A OceanAir, vulgo Avianca Brasil, é mais um caso de companhia aérea no Brasil a falir e deixar dívidas bilionárias (Filipe Fonseca)

O tempo passa, mas o roteiro praticamente não muda: companhia aérea anuncia planos ambiciosos, cresce no mercado e então quebra, deixando imensas dívidas e passivos trabalhistas pelo caminho. A mais nova integrante dessa triste realidade brasileira é a OceanAir, vulgo Avianca Brasil, nome fantasia que adotou em 2010 e com o qual morreu. A empresa aérea, fundada pelos irmãos Efromovich em 1998, teve sua falência requerida por sua administradora judicial, a Alvarez & Marsal, nesta segunda-feira, 6 de julho.

Até então, a companhia aérea mantinha-se em recuperação judicial desde dezembro de 2018, mas que já havia perdido qualquer possibilidade de ser executado há um ano quando a ANAC retirou a licença de operação da empresa.
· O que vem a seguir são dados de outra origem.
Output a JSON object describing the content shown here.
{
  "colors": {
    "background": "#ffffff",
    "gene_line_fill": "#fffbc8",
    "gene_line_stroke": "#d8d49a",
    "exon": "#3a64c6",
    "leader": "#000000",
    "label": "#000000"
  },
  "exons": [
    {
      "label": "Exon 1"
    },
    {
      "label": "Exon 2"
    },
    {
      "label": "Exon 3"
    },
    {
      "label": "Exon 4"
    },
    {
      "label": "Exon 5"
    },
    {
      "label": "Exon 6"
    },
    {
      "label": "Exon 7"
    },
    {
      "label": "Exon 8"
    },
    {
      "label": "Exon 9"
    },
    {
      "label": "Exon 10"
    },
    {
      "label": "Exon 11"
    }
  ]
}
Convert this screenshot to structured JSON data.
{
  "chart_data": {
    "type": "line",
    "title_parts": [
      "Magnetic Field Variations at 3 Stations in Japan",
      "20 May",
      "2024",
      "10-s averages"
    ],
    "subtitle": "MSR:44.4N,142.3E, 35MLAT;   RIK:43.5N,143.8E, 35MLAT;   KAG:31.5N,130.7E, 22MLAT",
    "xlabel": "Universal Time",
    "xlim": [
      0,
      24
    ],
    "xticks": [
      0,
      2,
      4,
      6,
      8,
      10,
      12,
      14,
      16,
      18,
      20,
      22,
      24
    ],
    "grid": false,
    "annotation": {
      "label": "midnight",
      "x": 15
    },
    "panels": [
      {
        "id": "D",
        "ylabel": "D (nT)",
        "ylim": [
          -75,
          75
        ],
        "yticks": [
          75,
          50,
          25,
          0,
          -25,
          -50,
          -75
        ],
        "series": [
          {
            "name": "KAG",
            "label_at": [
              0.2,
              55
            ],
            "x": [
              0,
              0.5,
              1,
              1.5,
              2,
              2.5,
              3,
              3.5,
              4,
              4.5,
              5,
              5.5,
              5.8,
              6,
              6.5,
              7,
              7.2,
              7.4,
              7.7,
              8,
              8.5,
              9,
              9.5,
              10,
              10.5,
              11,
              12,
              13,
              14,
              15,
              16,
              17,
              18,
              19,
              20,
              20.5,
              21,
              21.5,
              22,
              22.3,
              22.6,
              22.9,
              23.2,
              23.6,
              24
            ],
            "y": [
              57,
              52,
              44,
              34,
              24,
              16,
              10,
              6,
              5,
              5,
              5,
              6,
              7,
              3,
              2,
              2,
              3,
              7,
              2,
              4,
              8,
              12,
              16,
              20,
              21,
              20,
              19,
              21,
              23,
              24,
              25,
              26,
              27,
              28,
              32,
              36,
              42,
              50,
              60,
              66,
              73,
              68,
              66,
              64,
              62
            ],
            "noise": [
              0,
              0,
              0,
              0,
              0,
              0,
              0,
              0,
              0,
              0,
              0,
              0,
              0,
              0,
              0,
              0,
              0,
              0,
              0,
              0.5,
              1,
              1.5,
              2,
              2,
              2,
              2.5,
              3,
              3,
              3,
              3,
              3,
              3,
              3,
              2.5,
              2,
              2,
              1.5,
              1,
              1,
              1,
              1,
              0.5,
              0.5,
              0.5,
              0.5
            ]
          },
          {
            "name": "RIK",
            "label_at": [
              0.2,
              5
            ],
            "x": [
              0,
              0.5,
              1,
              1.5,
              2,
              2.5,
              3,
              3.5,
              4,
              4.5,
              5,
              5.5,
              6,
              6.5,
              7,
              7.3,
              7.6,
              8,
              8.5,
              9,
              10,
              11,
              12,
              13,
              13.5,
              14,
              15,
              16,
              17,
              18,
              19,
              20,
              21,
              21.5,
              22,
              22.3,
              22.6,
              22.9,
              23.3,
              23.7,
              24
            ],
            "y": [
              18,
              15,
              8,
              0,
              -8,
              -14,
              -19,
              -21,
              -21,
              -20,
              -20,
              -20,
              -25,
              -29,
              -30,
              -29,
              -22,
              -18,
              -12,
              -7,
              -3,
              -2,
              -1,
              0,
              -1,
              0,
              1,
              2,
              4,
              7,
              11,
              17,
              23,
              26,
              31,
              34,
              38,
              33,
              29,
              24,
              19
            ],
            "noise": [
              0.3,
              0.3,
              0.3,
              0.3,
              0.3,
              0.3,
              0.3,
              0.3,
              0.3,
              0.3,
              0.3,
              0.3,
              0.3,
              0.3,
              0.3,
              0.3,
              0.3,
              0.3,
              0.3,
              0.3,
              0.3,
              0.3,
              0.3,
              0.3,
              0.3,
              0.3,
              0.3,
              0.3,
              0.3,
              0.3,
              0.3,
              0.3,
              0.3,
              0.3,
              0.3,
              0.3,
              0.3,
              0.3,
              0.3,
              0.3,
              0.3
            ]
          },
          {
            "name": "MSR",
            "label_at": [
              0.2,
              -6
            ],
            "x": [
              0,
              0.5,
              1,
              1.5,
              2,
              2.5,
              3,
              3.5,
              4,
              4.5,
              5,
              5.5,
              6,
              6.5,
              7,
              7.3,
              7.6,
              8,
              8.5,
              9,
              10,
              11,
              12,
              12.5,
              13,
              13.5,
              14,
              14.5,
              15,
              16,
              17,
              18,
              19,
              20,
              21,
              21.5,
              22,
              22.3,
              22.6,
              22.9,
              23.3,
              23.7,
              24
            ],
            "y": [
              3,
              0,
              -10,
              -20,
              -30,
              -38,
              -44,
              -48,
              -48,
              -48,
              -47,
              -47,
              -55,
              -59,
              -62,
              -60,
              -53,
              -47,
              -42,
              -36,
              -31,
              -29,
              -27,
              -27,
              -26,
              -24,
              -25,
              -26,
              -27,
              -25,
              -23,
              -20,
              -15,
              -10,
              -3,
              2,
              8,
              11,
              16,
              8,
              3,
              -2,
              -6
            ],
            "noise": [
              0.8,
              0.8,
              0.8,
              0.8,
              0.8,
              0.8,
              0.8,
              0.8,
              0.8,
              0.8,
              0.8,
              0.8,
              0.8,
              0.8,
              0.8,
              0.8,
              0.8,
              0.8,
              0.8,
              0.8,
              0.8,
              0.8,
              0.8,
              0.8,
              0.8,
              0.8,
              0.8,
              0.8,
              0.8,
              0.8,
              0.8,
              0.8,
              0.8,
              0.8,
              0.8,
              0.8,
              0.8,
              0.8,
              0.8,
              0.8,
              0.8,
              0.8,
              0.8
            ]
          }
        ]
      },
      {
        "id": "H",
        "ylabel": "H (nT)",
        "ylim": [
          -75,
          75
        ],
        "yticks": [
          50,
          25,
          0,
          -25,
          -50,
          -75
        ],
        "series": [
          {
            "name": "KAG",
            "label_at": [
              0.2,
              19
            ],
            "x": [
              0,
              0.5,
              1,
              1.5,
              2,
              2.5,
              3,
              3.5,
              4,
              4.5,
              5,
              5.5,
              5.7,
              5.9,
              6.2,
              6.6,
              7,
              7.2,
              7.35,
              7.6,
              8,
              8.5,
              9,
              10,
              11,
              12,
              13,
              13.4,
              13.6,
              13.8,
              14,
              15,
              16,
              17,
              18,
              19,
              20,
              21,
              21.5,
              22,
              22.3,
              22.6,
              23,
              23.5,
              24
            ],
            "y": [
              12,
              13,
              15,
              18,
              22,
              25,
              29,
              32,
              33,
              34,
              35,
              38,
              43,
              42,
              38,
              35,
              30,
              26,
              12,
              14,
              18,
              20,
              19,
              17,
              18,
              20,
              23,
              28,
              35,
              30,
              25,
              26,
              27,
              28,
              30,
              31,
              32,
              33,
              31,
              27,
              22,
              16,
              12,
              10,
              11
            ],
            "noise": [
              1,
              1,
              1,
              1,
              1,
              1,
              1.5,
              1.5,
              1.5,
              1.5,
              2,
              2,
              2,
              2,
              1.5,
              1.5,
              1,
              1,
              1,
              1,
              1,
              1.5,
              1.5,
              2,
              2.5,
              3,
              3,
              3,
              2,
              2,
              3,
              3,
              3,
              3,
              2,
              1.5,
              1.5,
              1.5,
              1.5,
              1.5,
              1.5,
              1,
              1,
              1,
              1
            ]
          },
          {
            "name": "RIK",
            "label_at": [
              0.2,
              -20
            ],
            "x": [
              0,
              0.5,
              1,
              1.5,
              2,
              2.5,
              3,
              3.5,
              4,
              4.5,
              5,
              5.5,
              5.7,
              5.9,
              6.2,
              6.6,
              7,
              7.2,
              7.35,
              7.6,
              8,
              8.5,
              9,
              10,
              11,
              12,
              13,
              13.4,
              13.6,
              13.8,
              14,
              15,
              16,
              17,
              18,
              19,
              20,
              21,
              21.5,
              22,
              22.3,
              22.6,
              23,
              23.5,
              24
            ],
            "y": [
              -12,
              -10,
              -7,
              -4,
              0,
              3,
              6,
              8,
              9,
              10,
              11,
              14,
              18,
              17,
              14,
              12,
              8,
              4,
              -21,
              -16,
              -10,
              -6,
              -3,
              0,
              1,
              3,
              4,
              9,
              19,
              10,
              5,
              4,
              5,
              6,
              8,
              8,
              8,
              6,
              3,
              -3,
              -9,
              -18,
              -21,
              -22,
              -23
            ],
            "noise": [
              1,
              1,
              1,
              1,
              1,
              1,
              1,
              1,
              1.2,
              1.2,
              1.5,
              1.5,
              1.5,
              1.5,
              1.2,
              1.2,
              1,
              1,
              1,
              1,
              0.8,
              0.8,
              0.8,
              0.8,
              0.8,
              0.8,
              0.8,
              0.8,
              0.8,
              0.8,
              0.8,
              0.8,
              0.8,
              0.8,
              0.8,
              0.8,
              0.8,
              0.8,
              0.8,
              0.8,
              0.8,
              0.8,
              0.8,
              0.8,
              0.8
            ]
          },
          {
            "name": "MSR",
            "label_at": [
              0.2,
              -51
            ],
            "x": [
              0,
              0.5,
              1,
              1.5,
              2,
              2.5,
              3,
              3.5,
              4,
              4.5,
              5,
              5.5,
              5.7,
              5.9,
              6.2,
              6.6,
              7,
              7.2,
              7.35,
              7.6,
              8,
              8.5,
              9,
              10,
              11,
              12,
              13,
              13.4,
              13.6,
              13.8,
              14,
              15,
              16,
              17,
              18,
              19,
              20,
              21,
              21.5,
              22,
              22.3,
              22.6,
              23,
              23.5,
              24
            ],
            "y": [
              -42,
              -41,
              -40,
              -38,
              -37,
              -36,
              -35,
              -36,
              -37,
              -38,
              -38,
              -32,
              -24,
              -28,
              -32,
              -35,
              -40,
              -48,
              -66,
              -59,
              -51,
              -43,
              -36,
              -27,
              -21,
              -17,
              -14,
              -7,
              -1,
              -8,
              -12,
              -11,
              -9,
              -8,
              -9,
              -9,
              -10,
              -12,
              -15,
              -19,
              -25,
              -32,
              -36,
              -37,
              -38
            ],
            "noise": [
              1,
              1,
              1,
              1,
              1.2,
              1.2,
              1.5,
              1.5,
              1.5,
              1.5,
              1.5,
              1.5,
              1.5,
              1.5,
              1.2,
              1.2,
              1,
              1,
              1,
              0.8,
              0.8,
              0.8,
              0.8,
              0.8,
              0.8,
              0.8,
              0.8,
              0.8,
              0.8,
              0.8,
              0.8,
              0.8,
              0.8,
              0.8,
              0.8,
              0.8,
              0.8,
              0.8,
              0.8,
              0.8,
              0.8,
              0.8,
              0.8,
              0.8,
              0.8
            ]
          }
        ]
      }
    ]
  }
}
Na época, a Avianca nem mesmo possuía aviões para operar, todos eles retidos pelas empresas de leasing, suas principais credoras. Curiosamente, mesmo com indícios claros de que não havia mais saída, os desembargadores da 2ª Câmara de Direito Empresarial de São Paulo optaram por negar a recomendação do relator de fechá-la. Com isso, a OceanAir, seu nome real, e a AVB Holding, sua controladora, permaneceram como “zumbis de CNPJ”, vivas, mas sem qualquer condição de voltar a funcionar.

Com a falência, nada menos que R$ 2,7 bilhões de dívidas praticamente virarão pó já que a OceanAir não tem qualquer ativo – seus slots em aeroportos movimentados foram redistribuídos pela ANAC há um ano. Seus mais de 5 mil funcionários estariam sem receber os créditos trabalhistas que em tese teriam prioridade dentro do plano de recuperação judicial, segundo o sindicato dos Aeroviários, que avisou que processará os sócios da empresa.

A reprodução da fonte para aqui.